At test, participants best fit by a density–based model performed well (regardless of condition) while participants best fit by a boundary–based model performed poorly (again, regardless of condition). Test performance is not surprising given that the test was specifically designed to require within–category information in order to transfer performance.

Discussion

Experiment 1 aimed to test the hypothesis that training methodology can bias the kind of representations that are learned with RB structures. Two training methods common in the category–learning literature were used, namely Yes/No (associated with concept learning) and A/B (typical classification instructions). A test phase was designed to assess the ability of participants to contrast new sets of categories using individual categories that were learned during the training phase. This should be possible if within–category representations were learned, but not if between–category representations were learned. The results show that participants in the Yes/No condition could generalize their representations during the test phase (with a small switch cost). This was not the case for participants in the A/B condition, which reverted back to chance performance.

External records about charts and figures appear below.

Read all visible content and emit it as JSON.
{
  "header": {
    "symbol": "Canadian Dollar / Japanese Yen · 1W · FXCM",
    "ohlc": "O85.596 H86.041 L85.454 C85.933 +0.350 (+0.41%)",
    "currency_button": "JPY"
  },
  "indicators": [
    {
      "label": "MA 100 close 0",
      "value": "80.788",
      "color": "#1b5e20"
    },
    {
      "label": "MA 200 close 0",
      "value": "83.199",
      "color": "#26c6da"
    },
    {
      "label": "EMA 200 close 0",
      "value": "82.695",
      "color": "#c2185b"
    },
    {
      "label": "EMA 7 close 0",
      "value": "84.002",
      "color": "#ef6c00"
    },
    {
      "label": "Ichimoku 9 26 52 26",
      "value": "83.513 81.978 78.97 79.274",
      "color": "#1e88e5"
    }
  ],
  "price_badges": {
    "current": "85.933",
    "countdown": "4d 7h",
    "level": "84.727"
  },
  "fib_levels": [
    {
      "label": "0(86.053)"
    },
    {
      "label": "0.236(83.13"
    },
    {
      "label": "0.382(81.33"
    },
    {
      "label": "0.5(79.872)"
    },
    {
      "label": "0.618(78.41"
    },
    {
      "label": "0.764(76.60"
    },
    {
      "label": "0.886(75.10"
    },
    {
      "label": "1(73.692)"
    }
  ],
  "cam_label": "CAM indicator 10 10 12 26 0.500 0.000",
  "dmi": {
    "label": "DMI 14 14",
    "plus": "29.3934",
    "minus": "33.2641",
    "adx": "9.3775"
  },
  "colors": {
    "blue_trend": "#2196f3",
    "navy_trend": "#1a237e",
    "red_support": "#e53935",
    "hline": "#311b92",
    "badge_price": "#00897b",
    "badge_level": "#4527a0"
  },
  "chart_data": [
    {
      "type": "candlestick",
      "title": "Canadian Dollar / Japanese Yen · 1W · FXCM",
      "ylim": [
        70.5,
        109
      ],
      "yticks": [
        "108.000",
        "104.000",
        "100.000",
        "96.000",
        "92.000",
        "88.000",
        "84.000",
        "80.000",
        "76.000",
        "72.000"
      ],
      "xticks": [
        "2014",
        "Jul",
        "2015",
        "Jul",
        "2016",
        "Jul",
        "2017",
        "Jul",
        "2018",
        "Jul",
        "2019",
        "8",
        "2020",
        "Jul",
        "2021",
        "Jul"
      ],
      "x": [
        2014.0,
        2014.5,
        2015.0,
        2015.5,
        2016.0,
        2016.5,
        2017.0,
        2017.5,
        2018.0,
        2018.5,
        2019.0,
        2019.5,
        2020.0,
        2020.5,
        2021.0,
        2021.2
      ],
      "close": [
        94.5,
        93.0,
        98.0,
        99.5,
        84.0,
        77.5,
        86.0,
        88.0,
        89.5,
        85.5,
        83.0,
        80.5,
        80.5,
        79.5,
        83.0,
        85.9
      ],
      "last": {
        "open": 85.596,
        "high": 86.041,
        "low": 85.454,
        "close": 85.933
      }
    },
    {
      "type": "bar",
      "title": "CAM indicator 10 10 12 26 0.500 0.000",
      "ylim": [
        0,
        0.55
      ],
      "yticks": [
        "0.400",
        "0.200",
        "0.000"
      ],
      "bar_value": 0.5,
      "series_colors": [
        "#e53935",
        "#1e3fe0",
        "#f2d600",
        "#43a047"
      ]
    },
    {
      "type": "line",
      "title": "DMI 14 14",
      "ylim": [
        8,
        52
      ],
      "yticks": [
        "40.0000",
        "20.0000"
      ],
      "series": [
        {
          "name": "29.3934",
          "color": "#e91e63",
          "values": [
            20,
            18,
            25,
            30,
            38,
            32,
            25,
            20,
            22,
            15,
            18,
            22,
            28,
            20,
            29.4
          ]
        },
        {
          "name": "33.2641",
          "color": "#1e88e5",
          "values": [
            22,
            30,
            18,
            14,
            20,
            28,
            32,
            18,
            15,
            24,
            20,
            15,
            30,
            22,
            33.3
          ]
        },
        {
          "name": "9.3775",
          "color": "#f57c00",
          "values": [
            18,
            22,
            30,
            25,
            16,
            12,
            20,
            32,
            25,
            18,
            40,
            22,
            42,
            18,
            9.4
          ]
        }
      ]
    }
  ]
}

Models were fit to identify the type of category representation learned by individual participants. The results show that more participants learned within–category representations with Yes/No training when compared with A/B training. This difference in category representation accounts for participants in the Yes/No condition being able to generalize their knowledge during the test phase, and participants in the A/B condition not being able to generalize their knowledge during the test phase (at the group level).

Experiment 2

The results of Experiment 1 suggest that training methodology can bias the participants’ category representations, which in turn affects their performance. However, it is unclear whether training methodology would have a similar biasing effect with II structures. Thus, the goal of Experiment 2 was to investigate if training methodology would also affect the nature and generalizability of category representations learned with II structures. Experiment 2 used the same material and experimental procedure as Experiment 1, but the categories were generated such that logical rules were not optimal.